Aquí Jesús nos exhorta a entrar de lleno en esta dinámica cósmica y a poner en práctica las energías benéficas que marchan en el sentido de la unión y no de la división, en la dirección de la concordia y no de la discordia; del diálogo y no de la disputa, del acuerdo y no del desacuerdo, de la comunión y no de la separación, de la comprensión y no de la indiferencia, del respeto, del cuidado, de la benevolencia y del amor y no en la dirección de la animosidad, el antagonismo, la agresividad, la superioridad, la explotación, la intolerancia y el odio.

Jesús nos dice que todas las fuerzas que se oponen a la comunión, la atención, el cuidado y el respeto a otro ser, sea animado o inanimado, y que por tanto difieren del amor, son fuerzas que, al ser extrañas a la estructura profunda del Universo al que pertenecemos, se revelan finalmente como nefastas, maléficas y destructivas para nuestro mundo, nuestro planeta, nuestra humanidad y nuestra individualidad. Porque nos impiden vivir según la verdad de nuestra naturaleza y alcanzar la plena estatura de nuestra humanidad.

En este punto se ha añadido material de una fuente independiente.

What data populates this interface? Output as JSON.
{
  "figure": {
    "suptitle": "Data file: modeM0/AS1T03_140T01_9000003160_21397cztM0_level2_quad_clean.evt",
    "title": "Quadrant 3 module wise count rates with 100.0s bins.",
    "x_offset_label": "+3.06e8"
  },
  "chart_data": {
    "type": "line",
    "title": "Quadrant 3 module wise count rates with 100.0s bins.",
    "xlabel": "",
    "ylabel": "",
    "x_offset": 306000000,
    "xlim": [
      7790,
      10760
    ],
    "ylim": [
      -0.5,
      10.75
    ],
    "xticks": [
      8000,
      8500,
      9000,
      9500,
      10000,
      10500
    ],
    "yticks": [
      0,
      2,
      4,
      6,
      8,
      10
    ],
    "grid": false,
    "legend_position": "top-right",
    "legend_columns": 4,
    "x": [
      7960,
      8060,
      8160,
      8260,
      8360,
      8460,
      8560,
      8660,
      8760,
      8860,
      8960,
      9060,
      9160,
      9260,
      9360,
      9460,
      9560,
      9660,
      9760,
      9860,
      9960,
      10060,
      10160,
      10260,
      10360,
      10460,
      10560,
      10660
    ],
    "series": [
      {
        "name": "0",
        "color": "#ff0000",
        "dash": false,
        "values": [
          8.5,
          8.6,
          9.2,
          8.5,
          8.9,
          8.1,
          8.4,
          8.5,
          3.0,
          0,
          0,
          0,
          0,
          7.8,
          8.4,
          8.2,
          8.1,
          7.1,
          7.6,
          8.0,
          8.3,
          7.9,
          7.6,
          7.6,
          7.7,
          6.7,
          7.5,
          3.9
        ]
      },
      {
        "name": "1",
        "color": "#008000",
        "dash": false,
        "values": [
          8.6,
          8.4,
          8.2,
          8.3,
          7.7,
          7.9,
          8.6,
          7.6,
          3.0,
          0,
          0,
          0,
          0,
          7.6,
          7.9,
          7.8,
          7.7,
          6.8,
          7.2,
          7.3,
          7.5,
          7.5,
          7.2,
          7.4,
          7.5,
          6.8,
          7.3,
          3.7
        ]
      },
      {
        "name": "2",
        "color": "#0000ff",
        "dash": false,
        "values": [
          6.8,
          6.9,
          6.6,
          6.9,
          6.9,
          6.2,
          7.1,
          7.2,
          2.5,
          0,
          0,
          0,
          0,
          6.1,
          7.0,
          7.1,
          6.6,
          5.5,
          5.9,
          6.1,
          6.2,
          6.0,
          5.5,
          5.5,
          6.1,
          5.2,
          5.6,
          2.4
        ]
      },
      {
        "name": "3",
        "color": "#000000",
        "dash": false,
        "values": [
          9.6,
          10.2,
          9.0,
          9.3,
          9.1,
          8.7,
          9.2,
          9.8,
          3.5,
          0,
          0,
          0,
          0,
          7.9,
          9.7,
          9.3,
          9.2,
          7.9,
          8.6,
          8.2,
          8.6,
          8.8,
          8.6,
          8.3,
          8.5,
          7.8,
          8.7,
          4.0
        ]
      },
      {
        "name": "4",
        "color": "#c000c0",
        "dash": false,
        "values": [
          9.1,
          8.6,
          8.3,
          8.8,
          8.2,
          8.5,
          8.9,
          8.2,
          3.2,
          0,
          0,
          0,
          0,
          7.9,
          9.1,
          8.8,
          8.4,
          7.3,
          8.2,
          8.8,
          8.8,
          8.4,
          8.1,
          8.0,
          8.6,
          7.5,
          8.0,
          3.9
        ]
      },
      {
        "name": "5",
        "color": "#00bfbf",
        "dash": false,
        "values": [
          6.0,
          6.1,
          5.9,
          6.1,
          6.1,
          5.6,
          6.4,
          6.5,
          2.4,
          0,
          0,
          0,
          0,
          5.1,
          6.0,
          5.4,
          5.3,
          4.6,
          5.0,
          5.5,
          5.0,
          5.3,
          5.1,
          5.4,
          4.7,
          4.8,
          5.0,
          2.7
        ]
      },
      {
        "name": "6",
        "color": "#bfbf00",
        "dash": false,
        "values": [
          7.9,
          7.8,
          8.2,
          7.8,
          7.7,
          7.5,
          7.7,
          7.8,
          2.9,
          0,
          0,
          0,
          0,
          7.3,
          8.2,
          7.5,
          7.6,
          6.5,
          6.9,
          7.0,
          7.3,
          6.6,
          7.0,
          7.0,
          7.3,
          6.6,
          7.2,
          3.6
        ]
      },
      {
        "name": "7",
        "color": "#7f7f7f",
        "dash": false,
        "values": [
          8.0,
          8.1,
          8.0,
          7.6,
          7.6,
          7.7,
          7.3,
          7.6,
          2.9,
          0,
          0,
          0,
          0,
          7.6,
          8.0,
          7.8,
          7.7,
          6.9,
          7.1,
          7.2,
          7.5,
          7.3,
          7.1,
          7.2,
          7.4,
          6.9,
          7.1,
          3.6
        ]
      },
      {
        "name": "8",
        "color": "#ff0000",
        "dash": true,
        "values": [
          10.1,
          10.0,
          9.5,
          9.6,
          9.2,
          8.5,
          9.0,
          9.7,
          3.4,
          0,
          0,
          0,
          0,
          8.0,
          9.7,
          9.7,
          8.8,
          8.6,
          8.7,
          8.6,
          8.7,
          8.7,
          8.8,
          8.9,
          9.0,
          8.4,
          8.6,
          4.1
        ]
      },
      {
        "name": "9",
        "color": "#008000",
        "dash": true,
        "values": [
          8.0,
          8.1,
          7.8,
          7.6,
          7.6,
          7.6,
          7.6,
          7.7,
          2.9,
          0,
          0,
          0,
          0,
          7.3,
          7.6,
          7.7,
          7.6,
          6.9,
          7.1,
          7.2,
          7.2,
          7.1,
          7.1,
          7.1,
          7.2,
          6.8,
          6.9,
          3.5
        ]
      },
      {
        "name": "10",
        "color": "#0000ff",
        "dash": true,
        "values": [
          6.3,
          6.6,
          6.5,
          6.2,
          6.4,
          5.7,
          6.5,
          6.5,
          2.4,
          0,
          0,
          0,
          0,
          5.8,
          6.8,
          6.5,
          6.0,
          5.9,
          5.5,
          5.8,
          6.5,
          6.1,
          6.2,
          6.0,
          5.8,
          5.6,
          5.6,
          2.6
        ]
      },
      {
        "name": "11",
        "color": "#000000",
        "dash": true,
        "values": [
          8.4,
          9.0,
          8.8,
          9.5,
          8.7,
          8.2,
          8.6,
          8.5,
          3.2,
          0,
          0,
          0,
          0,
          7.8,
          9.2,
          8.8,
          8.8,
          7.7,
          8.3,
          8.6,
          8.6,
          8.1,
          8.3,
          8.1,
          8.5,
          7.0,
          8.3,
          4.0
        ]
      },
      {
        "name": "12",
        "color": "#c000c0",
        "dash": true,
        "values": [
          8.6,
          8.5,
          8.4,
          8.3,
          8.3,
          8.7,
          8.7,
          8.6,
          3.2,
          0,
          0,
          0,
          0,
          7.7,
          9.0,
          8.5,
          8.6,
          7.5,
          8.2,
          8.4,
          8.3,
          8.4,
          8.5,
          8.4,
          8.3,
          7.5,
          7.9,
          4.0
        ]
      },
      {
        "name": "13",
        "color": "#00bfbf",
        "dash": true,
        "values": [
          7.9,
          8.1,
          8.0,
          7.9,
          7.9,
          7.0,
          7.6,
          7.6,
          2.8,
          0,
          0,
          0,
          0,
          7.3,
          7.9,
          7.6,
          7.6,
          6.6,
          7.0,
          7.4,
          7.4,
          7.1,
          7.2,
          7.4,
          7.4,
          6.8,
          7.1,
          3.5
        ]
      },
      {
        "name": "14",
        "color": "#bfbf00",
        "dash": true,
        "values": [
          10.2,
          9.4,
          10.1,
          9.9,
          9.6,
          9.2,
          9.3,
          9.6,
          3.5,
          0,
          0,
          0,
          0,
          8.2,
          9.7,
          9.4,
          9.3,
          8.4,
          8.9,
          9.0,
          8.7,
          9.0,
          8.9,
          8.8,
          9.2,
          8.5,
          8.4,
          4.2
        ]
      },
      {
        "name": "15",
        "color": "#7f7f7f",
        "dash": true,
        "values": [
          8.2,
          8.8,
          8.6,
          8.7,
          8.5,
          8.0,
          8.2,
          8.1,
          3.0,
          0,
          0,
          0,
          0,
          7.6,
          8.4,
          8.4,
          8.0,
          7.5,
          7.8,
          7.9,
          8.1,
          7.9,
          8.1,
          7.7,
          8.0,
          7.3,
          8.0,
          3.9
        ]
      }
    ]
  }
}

Entonces podemos comprender el fundamento de la insistencia de Jesús sobre la bondad, compasión, tolerancia, reconciliación, perdón, fraternidad, amor, como actitudes fundamentales que deben orientar y moldear la vida del ser humano que busca vivir como hijo de Dios e hijo cuidadoso de su madre la Tierra. Jesús nos asegura que donde viven y trabajan esas actitudes de comunión, interacción, correlación, unidad y amor, allí está presente el Espíritu de Dios. Allí donde dos o más personas mantienen relación de amistad, en comunión de almas y corazones, en el compartir, la admiración y la atención recíprocas, allí están operando las dinámicas que hacen presentes sobre la tierra las energías "divinas" que poseen el poder maravilloso de mejorar el mundo, de liberar a la tierra de la devastación y degradación y de salvar a la humanidad de su desaparición.

Este mensaje de Jesús es el que San Pablo busca transmitir a los cristianos de Roma cuando les escribe (2a lectura de este domingo): "La única deuda que tenemos hacia los demás, es la deuda del amor. La única ley que nos debe regir, es la ley del amor. El amor no le hace ningún mal al prójimo" (Rm 13,8-10)

Es el mismo mensaje de Jesús y de Pablo el que yo querría también transmitirles hoy, para que, cada uno de nosotros, al salir de esta Eucaristía que nos congrega como hermanos, tengamos la convicción que sólo si nos convertimos en seres de relación, amables, amantes y acogedores, nos pondremos a la altura de nuestra humanidad y de nuestra fe en Jesús, nuestro maestro y Señor.